Sex therapist Dr. Morag Yule said low desire is the main reason clients reach out to her Toronto practice, Therapy Suites. Often, a woman feels guilty for not wanting sex, and her male partner feels hurt, rejected or lonely. The first thing Yule does is reframe the issue so that it’s grounded in an accurate understanding of sexual desire. While men are often able to spontaneously desire their partner, Yule said, female desire is often “responsive” — it emerges in response to intimacy, not out of the blue, and sometimes only after a sexual encounter has begun.

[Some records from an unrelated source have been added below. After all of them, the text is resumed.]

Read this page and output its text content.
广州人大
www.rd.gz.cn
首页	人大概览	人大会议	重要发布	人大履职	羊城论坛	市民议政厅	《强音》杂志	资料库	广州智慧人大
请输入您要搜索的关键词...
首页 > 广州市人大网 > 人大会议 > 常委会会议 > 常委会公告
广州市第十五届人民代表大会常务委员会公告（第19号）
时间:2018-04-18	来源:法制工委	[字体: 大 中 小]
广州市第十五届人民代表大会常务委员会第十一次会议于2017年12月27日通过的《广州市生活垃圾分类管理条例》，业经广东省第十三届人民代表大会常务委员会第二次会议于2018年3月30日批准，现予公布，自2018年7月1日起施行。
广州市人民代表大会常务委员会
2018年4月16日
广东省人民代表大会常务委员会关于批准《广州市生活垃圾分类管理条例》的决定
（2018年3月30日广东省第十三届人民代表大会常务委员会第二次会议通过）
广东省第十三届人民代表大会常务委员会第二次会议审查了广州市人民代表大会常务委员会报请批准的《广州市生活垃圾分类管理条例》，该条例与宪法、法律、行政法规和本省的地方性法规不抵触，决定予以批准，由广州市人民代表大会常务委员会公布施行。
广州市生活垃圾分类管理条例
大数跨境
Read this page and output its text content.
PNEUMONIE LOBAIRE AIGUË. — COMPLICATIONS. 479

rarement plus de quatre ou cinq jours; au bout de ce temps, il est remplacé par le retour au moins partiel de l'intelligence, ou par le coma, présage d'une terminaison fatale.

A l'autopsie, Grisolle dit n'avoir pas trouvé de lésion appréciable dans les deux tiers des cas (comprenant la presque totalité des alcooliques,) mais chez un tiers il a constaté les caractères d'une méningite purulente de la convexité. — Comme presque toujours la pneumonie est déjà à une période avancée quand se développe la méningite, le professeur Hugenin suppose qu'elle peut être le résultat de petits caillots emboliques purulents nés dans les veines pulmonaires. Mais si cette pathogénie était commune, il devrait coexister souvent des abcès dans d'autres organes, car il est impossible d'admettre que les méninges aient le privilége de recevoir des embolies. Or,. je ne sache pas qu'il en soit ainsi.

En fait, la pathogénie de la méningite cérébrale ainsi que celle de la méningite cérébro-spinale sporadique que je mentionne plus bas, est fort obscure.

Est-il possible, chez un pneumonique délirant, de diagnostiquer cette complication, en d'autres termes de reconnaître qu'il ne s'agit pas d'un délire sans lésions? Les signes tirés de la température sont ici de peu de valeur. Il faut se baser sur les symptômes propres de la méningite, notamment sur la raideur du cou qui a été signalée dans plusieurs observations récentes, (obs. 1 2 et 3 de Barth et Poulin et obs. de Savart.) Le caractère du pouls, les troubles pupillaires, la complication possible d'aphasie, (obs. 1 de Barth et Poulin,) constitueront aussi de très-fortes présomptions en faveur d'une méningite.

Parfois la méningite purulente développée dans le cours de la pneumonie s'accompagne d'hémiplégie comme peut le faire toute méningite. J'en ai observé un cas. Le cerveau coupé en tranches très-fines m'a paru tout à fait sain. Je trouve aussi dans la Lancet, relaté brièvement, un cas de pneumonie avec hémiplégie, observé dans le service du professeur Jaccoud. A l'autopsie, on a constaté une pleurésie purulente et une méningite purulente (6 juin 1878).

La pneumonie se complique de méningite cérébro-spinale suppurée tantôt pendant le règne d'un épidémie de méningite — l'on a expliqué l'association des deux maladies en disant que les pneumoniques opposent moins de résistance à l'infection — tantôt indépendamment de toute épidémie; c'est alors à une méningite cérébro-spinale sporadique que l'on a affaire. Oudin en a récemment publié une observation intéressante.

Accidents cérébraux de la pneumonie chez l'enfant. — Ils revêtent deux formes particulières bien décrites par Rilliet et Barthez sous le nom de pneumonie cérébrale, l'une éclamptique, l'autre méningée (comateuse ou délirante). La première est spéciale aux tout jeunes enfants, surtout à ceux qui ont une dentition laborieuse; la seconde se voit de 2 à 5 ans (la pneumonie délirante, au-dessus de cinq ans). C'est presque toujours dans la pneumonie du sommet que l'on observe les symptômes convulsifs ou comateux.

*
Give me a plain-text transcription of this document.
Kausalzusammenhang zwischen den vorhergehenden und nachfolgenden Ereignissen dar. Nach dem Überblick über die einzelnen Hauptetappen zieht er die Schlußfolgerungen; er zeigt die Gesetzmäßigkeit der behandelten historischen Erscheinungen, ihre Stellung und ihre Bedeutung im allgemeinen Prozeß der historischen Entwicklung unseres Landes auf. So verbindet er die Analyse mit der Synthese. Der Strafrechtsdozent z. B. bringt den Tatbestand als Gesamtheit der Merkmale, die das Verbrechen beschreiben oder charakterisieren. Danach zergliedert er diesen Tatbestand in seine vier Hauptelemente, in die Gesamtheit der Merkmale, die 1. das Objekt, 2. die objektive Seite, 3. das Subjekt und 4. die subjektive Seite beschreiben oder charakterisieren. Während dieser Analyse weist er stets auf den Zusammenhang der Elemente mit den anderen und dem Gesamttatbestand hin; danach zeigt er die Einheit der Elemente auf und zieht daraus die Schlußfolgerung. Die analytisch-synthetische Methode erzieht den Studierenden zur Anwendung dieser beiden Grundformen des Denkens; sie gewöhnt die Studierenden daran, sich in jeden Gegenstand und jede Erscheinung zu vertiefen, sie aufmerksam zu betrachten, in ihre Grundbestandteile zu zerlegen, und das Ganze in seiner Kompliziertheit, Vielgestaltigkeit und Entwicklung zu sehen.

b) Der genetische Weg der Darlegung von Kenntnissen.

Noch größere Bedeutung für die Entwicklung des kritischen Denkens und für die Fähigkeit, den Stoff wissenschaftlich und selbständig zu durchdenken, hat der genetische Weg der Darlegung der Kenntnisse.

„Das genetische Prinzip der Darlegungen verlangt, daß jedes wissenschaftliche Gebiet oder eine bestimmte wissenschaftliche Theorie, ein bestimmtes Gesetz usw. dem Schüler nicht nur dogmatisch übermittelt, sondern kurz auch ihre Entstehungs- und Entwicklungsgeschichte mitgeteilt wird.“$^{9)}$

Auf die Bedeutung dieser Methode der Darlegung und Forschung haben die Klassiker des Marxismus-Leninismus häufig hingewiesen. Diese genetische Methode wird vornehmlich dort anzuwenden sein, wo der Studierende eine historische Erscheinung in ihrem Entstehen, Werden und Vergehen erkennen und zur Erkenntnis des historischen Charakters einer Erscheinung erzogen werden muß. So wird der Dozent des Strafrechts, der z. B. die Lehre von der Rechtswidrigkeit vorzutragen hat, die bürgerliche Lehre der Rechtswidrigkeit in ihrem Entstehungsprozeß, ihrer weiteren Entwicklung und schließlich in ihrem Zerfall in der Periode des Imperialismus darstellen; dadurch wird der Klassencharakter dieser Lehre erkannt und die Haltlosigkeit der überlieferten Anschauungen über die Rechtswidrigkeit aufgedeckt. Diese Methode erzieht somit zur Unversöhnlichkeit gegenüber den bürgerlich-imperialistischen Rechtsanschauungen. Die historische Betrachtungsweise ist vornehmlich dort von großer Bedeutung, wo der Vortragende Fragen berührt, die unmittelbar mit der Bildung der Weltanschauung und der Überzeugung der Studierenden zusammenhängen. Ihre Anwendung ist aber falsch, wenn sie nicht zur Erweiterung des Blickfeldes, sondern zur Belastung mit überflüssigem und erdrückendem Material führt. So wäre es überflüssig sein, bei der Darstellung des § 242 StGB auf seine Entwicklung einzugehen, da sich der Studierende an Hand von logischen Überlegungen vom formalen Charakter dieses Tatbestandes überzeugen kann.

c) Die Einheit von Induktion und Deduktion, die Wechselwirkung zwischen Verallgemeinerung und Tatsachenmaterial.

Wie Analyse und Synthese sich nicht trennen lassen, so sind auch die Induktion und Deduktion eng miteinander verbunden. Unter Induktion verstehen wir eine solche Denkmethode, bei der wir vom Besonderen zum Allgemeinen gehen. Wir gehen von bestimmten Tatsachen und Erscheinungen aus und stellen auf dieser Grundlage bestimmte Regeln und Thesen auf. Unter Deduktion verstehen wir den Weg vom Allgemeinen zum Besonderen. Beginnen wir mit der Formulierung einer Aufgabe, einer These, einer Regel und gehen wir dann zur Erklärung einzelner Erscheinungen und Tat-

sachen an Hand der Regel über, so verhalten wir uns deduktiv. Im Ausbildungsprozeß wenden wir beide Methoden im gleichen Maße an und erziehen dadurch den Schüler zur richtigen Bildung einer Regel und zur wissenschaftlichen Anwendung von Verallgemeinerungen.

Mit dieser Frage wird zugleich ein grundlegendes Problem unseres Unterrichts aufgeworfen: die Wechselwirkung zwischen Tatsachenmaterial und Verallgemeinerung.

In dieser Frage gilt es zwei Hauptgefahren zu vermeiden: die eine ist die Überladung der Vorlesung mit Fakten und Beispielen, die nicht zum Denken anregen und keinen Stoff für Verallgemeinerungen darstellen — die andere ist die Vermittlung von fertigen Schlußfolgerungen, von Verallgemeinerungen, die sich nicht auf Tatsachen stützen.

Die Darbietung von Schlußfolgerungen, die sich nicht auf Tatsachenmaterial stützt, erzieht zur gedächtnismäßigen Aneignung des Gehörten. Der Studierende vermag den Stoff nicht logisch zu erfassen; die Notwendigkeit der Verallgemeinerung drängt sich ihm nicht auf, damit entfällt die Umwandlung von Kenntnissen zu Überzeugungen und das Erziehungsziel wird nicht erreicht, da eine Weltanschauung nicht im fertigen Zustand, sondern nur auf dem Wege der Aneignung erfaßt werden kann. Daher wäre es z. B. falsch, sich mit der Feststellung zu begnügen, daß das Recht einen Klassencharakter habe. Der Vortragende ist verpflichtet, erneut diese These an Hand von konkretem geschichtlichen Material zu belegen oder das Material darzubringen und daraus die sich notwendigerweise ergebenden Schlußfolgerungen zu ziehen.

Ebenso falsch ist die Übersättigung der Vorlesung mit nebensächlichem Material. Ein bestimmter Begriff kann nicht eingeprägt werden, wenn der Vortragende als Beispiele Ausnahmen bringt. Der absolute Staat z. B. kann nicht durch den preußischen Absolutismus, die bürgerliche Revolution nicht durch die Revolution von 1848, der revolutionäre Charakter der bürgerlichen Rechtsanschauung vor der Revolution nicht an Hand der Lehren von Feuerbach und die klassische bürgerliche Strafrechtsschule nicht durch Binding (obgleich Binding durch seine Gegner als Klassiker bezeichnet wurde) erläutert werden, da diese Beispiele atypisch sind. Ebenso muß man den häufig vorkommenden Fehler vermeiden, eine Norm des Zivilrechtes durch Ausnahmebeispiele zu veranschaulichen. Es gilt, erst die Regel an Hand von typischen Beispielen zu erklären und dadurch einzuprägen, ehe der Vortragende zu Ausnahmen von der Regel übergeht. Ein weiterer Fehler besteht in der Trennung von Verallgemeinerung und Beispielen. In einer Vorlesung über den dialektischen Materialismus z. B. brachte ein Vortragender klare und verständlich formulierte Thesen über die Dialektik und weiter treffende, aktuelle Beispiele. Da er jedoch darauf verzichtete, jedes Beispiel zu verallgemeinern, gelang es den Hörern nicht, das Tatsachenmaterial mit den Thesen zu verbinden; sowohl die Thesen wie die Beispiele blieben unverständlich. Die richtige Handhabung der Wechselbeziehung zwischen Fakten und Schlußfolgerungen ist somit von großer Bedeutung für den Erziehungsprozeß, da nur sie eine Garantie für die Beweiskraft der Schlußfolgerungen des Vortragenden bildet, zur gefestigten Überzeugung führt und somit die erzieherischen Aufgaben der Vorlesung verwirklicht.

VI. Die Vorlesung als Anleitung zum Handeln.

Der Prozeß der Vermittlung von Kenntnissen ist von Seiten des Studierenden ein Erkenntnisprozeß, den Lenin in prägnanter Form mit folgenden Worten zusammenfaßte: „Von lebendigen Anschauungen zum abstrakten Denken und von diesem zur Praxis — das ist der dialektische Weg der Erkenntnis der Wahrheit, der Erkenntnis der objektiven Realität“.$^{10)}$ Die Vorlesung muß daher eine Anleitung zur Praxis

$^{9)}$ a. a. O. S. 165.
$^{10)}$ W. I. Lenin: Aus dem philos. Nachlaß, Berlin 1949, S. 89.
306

Low desire is particularly likely to show up during periods of transition and stress, but it can also occur when the conditions for “responsive desire” are not present. Reducing sex to the goal of penetration and orgasm can make things worse. “Expanding what counts as intimacy and playing in that space without pressure for more is often what allows sexual interest to emerge,” Yule said. “Starting with a goal to spend quality time together and feel connected is an excellent starting point.”
Last year, Lexi, a 28-year-old yoga instructor in Toronto who asked to be identified by her first name only for privacy, went through a depressive episode that flattened her libido along with her mood. She barely wanted to kiss her boyfriend of two years, let alone have sex with him. She went on antidepressants, and when her mood improved, so did her sex drive. Now, she tries to be more curious about her own desire, rather than shutting down sex right away. “Sometimes I get into a habit of not ‘being in the mood,’ but now I know I need half a day’s worth of gentle affection to be in the mood,” she said.
During this time, her boyfriend felt like he was doing something wrong. “He was taking my low libido as an indication of something about himself, when it had nothing to do with him. It was about me,” said Lexi. This highlighted his own insecurities around sex and self-worth, something he’s now working through, and they’re figuring out what they both need to feel supported when their libidos are at odds. Having gone through this experience together, they’re now looking at engagement rings.
The way a couple gets through this challenge often hinges on how they communicate, with couples who can talk about sex without blame much more likely to thrive. Yule recommends having ongoing check-ins, rather than holding in feelings until emotions surge into charged conversations. “When we stop asking ‘what’s wrong with you?’ and start asking ‘what do you need?’, things shift.”
After her separation, Lisa is hoping to bring some desire back into her life, by taking supplements, exercising and seeing a therapist. “Healing is not linear, and desire does not return on demand,” she said. “But compassion, honesty and patience with myself have become my starting point.”